Radiologists and breast surgeons often have different follow-up protocols for probably benign lesions. The closer collaboration is ideal, but we need to merge our algorithms.
I recently changed jobs and joined a large multispecialty group in hopes of providing better care to my patients with increased continuity of care and less fragmentation.
One of the reasons I left my old practice was the lack of continuity in breast imaging. At my previous position at a standalone outpatient radiology imaging center, I had a good relationship with my women’s imaging patients since they would come to me on a yearly basis. However, when an abnormality was detected and the patient was sent to a breast surgeon, the continuity of care with my patient would be broken.
Most of the time I would not see my patients for months or years and would not get the full history of their evaluation and treatment other than through the imaging findings. This is probably the case for many outpatient stand alone radiology practices that do not have established relationships with breast surgeons. Breast surgeons usually are affiliated with hospitals and often have an allegiance to a hospital.

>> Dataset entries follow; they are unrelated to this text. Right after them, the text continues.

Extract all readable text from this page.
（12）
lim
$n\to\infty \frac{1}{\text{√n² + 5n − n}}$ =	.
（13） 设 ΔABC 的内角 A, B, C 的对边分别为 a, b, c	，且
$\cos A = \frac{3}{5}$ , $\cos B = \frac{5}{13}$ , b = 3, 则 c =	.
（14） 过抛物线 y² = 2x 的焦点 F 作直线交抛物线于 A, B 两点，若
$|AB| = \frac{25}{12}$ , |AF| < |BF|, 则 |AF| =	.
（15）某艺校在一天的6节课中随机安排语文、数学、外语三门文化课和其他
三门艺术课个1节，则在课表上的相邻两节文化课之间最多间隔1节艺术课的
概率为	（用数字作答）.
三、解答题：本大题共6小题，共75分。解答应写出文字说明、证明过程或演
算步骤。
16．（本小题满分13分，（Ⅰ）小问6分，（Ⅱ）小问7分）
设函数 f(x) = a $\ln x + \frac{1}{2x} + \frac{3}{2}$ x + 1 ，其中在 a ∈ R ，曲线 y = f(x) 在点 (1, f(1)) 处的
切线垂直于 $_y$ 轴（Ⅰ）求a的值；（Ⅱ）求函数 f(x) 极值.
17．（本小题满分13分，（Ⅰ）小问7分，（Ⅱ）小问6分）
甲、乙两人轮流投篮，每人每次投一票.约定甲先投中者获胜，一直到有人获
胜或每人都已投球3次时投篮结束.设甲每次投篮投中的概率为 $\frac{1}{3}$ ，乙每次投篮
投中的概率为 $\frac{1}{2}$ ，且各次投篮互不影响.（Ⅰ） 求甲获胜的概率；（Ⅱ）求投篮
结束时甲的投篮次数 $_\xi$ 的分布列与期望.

In my current practice I evaluate a patient’s mammogram, and if necessary, the patient sees the breast surgeon and a biopsy is performed on the same day. Within the week, the patient will have all the necessary tests and surgery.
The one problem I have encountered working directly with breast surgeons is the differences in the way we follow-up probably benign lesions. Both of us agree that if a nodule is stable for two years it is benign, however, the algorithm to follow patients during the two years is different.
I follow American College of Radiology protocol by following these nodules every six months until they demonstrate two-year stability. On the other hand, my breast surgeon colleagues do not adhere to a systematic follow-up approach and may bring back patients every two or three months.
Although there are differences in our approaches, I am happier at my current position because I know we are providing effective and efficient care for our patients as a team rather than as individuals. Over time I hope we can merge our algorithms to provide a more consistent approach to our women’s imaging patients.